You may find this shocking, but I kind of like his bum (not the first time I’ve said that today, although that is the first time to a non-human).  Don’t get me wrong, it’s not great, it just seems to be the best least horribly put together part of him.  Which is almost horrifying as the point of hip, point of buttocks and stifle don’t form that equilateral triangle that the proverbial “they” tell us non-experts to look for.  Furthermore, the stifle looks like it’s sitting pretty high, which could affect the range of motion of his hing legs.  Keeping in mind, of course, that this is a young, still-growing boy.  Some calcium, vitamins and protein shakes and he might just grow up to be a strapping young lad!

I can hope, right?

Here’s a link to a decent overview on conformation.  It’s pretty rudimentary, but it’s always good to review the basics once in a while!
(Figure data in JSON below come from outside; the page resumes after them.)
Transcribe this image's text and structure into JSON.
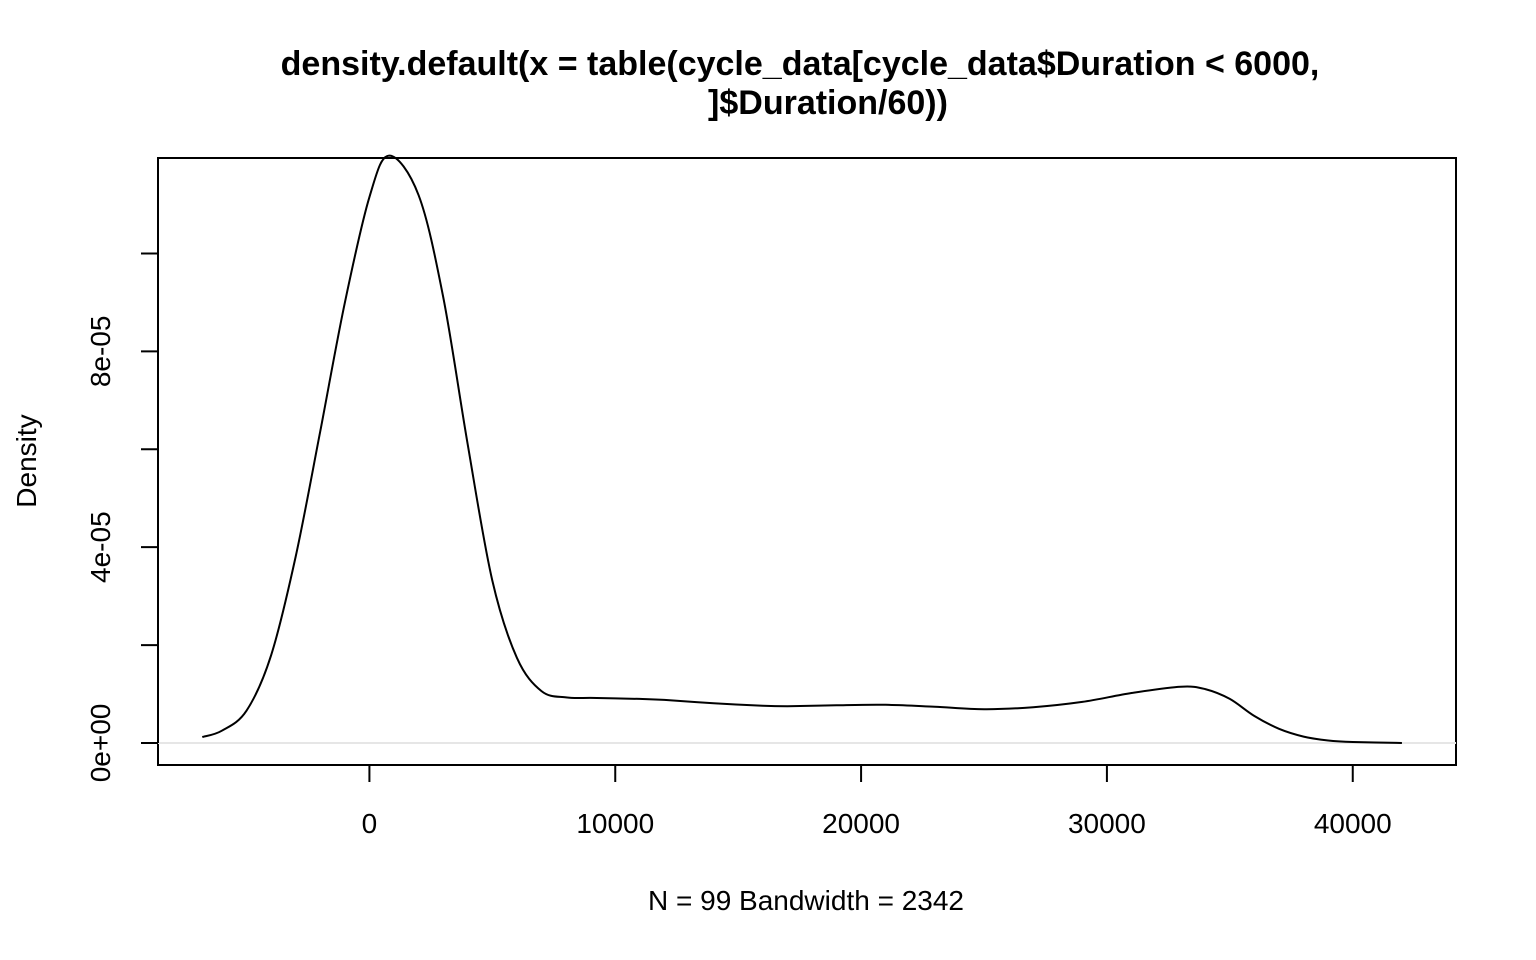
{
  "chart_data": {
    "type": "line",
    "title_lines": [
      "density.default(x = table(cycle_data[cycle_data$Duration < 6000,",
      "]$Duration/60))"
    ],
    "xlabel": "N = 99   Bandwidth = 2342",
    "ylabel": "Density",
    "xlim": [
      -8600,
      44200
    ],
    "ylim": [
      -4.5e-06,
      0.0001195
    ],
    "x_ticks": [
      0,
      10000,
      20000,
      30000,
      40000
    ],
    "x_tick_labels": [
      "0",
      "10000",
      "20000",
      "30000",
      "40000"
    ],
    "y_ticks": [
      0,
      2e-05,
      4e-05,
      6e-05,
      8e-05,
      0.0001
    ],
    "y_tick_labels": [
      "0e+00",
      "",
      "4e-05",
      "",
      "8e-05",
      ""
    ],
    "grid": false,
    "baseline": 0,
    "baseline_color": "#e6e6e6",
    "line_color": "#000000",
    "series": [
      {
        "x": [
          -6800,
          -6000,
          -5000,
          -4000,
          -3000,
          -2000,
          -1000,
          0,
          800,
          2000,
          3000,
          4000,
          5000,
          6000,
          7000,
          8000,
          9000,
          10000,
          11000,
          12000,
          14000,
          16000,
          17000,
          19000,
          21000,
          23000,
          25000,
          27000,
          29000,
          31000,
          33000,
          34000,
          35000,
          36000,
          37000,
          38000,
          39000,
          40000,
          42000
        ],
        "y": [
          1.2e-06,
          2.5e-06,
          6.6e-06,
          1.79e-05,
          3.81e-05,
          6.37e-05,
          8.99e-05,
          0.0001115,
          0.00012,
          0.0001119,
          9.11e-05,
          6.09e-05,
          3.32e-05,
          1.74e-05,
          1.06e-05,
          9.3e-06,
          9.2e-06,
          9.1e-06,
          9e-06,
          8.8e-06,
          8.1e-06,
          7.6e-06,
          7.5e-06,
          7.7e-06,
          7.8e-06,
          7.4e-06,
          6.9e-06,
          7.3e-06,
          8.4e-06,
          1.02e-05,
          1.15e-05,
          1.1e-05,
          9e-06,
          5.5e-06,
          2.9e-06,
          1.3e-06,
          5e-07,
          2e-07,
          0.0
        ]
      }
    ]
  }
}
Perhaps the most concerning issue we can see in this picture, is the line on his gut – indicating heaves (aka COPD = chronic obstructive pulmonary disease).

So, asshat breeders, as per usual, we’d like to thank you for continuing to cause horses undue pain and suffering, for helping to populate the clearly struggling auction houses, and for putting food on the plates of rich Belgians.  Because without you, it would be nearly impossible to sustain these practices.